La produttività non si compra a ore con pacchetti promozionali
No, non siamo sempre meno produttivi. Siamo solo sempre più compressi. Tra notifiche, deadline e riunioni-fiume, ci si dimentica che il cervello non è un muscolo da palestra, ma un sistema complesso che ha bisogno di pause e stimolazioni. E invece ci ostiniamo a trattarlo come una calcolatrice da spremere fino all’ultimo impulso neurale. Ma la verità è che i momenti di inattività non sono tempo perso: sono tempo metabolico. Ecco perché nella nostra ricerca abbiamo analizzato i benefici reali di spazi non strutturati: zone in cui l’assenza di funzione è essa stessa la funzione. Downshifting, decompressione, micro-pause: lo si chiami come si vuole, ma resta il fatto che i team che hanno accesso a spazi informali si dichiarano più lucidi, più connessi e meno stressati. E no, non è solo una questione di design: è una questione di ritmo. O meglio, come direbbe qualsiasi musicista jazz: non è solo quello che suoni. È anche quello che lasci in silenzio.
Dalla ricerca al confronto: un dialogo interdisciplinare
Ci teniamo a dirlo, le riflessioni della Ricerca Altis non si fermano certo a belle parole. Lo scorso 21 marzo, in occasione del Conscious Cities Festival alla Triennale di Milano, abbiamo affrontato questi temi in un confronto aperto con neuroscienziati, architetti, designer e filosofi durante l’evento Regrounding: Reconnecting Bodies & Space. Un pomeriggio di scambi e provocazioni che ha reso visibile (e tangibile) ciò che da tempo osserviamo nei dati: non si può più parlare di progetto senza parlare di corpo, attenzione, percezione. Tra gli speaker, la Dottoressa Nicoletta Brancaccio, curatrice dell’evento e voce autorevole nella riflessione sul ruolo empatico e neurologico dello spazio. Un’occasione preziosa per confermare, ancora una volta, che il futuro del lavoro non è solo una questione di efficienza. È una questione di presenza, relazione e intenzionalità.

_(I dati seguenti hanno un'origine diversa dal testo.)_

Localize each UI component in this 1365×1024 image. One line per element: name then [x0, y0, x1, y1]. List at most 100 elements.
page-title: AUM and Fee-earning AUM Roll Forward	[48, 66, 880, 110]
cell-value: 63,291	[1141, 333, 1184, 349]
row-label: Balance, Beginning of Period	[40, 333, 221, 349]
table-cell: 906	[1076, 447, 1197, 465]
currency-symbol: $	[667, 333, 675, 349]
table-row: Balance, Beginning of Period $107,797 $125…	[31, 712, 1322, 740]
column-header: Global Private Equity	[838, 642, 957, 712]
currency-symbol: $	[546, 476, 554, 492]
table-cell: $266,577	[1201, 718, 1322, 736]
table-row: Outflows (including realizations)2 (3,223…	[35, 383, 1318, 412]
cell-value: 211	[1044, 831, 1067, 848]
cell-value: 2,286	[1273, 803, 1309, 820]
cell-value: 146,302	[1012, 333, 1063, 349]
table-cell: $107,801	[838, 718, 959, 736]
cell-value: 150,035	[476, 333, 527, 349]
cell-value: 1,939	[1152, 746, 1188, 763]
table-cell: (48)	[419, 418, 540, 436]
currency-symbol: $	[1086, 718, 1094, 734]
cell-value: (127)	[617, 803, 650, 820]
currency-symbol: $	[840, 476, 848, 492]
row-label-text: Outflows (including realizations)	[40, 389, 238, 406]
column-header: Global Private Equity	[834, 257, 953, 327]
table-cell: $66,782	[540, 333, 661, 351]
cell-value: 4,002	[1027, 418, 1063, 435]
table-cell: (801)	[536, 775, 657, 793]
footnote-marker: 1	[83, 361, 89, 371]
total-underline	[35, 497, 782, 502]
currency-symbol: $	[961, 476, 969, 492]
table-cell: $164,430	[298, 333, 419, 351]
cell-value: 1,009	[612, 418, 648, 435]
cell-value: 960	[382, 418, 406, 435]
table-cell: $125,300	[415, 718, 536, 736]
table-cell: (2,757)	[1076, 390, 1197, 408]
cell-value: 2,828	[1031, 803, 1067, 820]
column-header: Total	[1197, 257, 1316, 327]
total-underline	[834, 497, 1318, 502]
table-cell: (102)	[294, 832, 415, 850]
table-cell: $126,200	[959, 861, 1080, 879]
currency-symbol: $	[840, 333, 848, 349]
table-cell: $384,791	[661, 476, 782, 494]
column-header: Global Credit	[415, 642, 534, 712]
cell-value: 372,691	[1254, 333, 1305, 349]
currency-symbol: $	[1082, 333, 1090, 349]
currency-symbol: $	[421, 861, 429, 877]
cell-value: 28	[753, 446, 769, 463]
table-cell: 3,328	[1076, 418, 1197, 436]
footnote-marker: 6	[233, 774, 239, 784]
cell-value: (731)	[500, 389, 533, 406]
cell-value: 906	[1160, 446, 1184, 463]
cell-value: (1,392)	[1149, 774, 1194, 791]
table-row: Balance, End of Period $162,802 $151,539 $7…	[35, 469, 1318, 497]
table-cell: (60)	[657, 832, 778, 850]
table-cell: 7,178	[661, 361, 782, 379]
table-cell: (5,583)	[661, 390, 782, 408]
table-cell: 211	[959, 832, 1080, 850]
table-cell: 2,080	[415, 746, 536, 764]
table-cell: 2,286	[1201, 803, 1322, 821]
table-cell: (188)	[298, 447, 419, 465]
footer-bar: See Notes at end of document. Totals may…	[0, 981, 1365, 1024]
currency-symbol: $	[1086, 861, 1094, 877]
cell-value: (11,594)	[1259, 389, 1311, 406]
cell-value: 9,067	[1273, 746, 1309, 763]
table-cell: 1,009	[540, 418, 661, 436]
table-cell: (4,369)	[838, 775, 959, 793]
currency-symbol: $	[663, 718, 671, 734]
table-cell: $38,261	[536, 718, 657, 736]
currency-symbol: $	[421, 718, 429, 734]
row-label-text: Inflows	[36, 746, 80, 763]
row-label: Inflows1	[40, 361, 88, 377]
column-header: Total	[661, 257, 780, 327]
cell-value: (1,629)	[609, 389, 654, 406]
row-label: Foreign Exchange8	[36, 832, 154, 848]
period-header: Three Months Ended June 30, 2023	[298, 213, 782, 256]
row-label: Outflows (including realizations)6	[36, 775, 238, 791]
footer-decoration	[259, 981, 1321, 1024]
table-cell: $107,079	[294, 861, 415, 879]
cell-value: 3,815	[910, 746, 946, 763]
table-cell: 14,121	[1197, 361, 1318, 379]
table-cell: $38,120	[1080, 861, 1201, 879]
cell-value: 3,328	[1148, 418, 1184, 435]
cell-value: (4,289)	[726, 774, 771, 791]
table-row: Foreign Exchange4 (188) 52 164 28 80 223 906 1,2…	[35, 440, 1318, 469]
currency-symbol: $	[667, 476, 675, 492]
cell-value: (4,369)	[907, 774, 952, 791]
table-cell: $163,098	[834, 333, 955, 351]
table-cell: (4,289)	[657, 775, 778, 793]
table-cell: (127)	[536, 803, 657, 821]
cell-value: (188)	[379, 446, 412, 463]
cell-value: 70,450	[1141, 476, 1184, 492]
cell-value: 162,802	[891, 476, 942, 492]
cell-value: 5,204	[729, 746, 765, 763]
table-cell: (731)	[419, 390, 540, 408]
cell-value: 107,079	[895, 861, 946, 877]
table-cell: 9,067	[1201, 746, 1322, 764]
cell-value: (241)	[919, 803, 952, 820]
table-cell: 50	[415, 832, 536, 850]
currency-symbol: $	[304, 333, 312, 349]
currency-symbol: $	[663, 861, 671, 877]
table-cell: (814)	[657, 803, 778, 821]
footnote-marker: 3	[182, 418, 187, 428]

Lo avrete capito, non siamo qui per dare risposte comode. Siamo qui per fare domande scomode—con metodo, con ironia, con curiosità vera. Perché il modo in cui lavoriamo ha un impatto enorme su come pensiamo, come ci relazioniamo, come immaginiamo il futuro. E poiché stiamo uscendo da anni di modelli rigidi e finti paradigmi su produttività e disconnessione, allora è il momento di chiedersi: che tipo di lavoro (e ufficio) vogliamo progettare, se il lavoro (e l’ufficio) è dove passiamo gran parte della vita? Scopriamolo insieme.